«Des durs, des vrais, des tatoués», dit la chanson. Les voilà, ces marlous, ces hommes en rupture qui livrent leur vie à fleur de peau. Des légionnaires dont la légende siffle toujours qu'ils sont des hommes «sans nom» parce que l'institution, où ils entrent comme dans un ordre, leur offre la possibilité de changer d'identité à leur convenance, en même temps qu'ils coiffent le képi blanc.
Sans nom, mais pas sans passé, pas sans souvenirs, pas sans histoires. Tous ces types semblent sortis tout droit des romans de Mac Orlan - lui-même ancien légionnaire au temps des sables coloniaux, des escarmouches contre lesrezzous, et auteur d'un petit livre à leur gloire.
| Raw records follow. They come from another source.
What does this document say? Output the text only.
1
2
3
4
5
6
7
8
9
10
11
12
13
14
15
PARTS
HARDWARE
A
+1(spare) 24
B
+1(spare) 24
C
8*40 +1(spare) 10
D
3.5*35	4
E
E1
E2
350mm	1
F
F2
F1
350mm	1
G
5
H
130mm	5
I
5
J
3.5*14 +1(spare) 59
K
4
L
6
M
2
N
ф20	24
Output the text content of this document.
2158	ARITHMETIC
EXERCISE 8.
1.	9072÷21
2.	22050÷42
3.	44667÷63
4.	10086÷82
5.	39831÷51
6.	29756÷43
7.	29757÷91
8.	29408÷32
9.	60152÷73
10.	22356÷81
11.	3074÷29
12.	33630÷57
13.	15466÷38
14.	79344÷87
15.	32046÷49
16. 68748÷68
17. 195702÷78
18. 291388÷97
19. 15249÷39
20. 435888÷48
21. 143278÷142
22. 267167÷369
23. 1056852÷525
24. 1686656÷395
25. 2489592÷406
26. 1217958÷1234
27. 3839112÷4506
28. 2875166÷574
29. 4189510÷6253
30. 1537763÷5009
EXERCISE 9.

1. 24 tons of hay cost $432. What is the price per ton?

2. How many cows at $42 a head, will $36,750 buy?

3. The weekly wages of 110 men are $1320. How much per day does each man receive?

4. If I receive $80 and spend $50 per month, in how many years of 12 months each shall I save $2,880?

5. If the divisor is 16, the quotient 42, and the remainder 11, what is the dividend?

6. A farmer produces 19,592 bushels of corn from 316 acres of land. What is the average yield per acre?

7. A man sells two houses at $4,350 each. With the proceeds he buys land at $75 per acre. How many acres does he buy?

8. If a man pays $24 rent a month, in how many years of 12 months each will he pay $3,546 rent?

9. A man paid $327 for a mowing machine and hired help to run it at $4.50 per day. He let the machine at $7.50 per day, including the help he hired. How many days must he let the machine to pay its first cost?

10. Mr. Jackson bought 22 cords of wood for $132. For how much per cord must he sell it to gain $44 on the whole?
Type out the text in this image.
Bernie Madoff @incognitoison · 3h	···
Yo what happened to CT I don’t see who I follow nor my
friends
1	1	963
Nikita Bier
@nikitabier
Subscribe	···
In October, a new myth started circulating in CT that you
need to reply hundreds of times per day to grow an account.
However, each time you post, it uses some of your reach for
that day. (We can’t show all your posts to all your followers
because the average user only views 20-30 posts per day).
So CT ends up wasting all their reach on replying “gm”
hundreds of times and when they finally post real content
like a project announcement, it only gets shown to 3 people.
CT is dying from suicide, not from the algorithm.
Au moment de tourner la page, ils en ouvrent souvent une autre. Sur leurs corps, pour ne pas tout oublier, pour garder des traces de leur vie d'avant. «Un homme, un tatouage, une histoire et un regard, résume, lapidaire, le photographe Victor Ferreira, qui fut durant vingt-trois ans un de leurs compagnons d'armes. Même quand je les prends de dos, leur regard me parle.»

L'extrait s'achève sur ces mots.